Following a 1-for-10 reverse stock split in March 2017, Tonix now has approximately 7.5 million shares of common stock outstanding. When factoring in the warrants with exercise prices of $6.30 and $6.88, the company has a fully diluted share count of approximately 8.1 million.
Tonix has had a number of positive developments over the past few months, including the initiation of the HONOR study and raising sufficient capital to fund operations past the release of results from the HONOR study, even if all 550 patients will be required. The first interim analysis is likely to take place in the first half of 2018, and if the trial continues at that time, results from all 550 patients will be available in the second half of 2018.

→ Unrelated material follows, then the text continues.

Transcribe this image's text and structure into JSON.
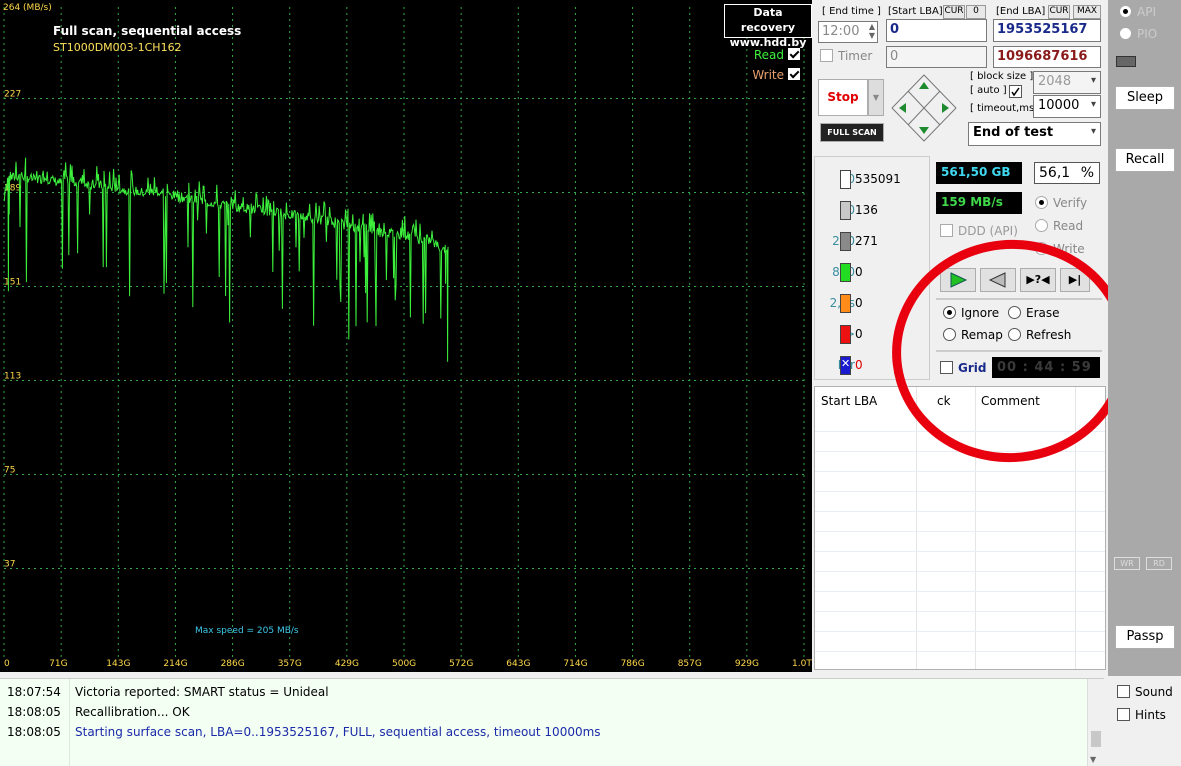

Our valuation for Tonix is derived from a probability adjusted discounted cash flow model that takes into account potential future revenues from the sale of TNX-102 SL in PTSD. Of the approximately 8 million individuals in the U.S. who suffer from PTSD, it’s estimated that approximately 20% seek treatment. With a peak market share of only 6%, we currently estimate that peak sales of $650 million are possible. Using a discount rate of 18% and a 50% probability of approval leads to a net present value for the PTSD program of $67 million. Combined with the company’s current cash position and dividing by a reasonable fully diluted share count of 8.1 million shares leads to a valuation of $13 per share.